Et puis à la fin de la guerre [mai 1945], à peu près une semaine ou deux avant, notre [lieutenant-] colonel [Donald A. Mackenzie, DSO] a été tué en Hollande [le 11 avril 1945]. J’étais tout près de lui, il était dans une jeep et un tir de canon 88 [l’artillerie antiaérienne et antichar allemande de 88 mm] les a frappés et tués lui et son ordonnance. Mais ce sont de tristes exemples de ce qui s’est passé. La ligne Hitler [une ligne défensive allemande] en Italie [dans le centre], comme je l’ai dit, est notre travail le plus célèbre. L’une de nos patrouilles a réussi à franchir la ligne Hitler et à ouvrir la voie pour que nos autres régiments puissent la traverser. Rome est tombé très peu de temps après [le 5 juin 1944] et nous étions au sommet de la colline qui surplombe Rome. Ils ne voulaient pas nous laisser entrer, les Américains ont été autorisés à entrer. C’était très frustrant. Nous avons dû nous contenter de nous asseoir et de les regarder passer devant nous, dans leurs plus beaux uniformes, alors que nous étions vêtus de notre tenue de combat. Nous avons donc dû rester là et attendre deux jours.

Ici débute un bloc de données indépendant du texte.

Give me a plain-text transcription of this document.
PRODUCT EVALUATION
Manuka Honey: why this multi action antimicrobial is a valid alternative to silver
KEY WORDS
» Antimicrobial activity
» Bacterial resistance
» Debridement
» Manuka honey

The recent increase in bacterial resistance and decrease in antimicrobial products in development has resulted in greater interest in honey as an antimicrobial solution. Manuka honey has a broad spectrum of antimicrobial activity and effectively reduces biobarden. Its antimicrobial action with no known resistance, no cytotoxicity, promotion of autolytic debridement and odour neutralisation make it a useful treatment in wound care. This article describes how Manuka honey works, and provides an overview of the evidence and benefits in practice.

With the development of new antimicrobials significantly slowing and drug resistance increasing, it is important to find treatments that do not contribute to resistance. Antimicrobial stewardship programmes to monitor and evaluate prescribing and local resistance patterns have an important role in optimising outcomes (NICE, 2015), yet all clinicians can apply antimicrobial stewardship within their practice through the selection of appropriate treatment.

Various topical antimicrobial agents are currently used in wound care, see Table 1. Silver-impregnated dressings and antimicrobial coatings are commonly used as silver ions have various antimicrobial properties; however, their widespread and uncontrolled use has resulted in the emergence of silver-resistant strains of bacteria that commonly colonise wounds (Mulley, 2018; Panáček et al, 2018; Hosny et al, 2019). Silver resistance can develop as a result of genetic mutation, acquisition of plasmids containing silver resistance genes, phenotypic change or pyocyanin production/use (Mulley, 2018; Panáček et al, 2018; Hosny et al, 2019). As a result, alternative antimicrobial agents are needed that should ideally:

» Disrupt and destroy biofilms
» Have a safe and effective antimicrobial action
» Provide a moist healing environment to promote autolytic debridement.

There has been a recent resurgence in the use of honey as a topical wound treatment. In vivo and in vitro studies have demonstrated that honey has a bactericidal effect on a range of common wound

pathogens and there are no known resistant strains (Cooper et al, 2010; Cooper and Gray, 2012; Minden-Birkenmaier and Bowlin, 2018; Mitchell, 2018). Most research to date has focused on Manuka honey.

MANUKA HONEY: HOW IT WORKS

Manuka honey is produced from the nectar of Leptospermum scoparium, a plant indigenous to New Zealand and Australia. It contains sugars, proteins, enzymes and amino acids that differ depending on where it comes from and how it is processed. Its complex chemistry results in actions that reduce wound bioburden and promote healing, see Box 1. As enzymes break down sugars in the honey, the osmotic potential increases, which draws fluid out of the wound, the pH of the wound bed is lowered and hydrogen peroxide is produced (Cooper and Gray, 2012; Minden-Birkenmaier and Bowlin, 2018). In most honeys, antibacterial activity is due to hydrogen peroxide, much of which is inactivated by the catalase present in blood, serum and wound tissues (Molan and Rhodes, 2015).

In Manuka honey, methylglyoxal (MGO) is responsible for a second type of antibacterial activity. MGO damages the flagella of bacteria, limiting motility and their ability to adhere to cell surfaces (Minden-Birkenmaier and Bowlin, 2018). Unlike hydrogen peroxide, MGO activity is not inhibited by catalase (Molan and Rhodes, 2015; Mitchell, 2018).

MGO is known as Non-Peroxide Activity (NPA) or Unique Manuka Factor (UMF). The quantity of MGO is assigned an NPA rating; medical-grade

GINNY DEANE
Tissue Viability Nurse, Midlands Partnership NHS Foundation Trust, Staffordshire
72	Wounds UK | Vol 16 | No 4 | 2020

En fait, cela a changé toute ma vision de la vie. Je m’attendais à travailler dans une petite usine ici à Gravenhurst et à finir par pouvoir acquérir une maison, et tout, et probablement me marier. Tout ce beau rêve est parti en fumée à mon retour. La ville n’était plus du tout la même. Vous ne vous sentez plus bien à la maison. Rien n’est plus pareil. Les membres de ma famille avaient grandi et tout, et, comment dire, mes frères et sœurs, ma mère et mon père, vous constatez qu’il y a une distance entre vous qui n’existait pas auparavant. C’est fou de dire cela, mais d’autres aussi l’ont dit, tout ce que vous pouvez trouver, c’est la Légion [la Légion royale canadienne, une organisation d’anciens combattants] parce que c’est avec ces hommes que vous étiez, parce qu’ils savent comment vous vous êtes sentis et parce que vous savez que vous pouvez leur parler.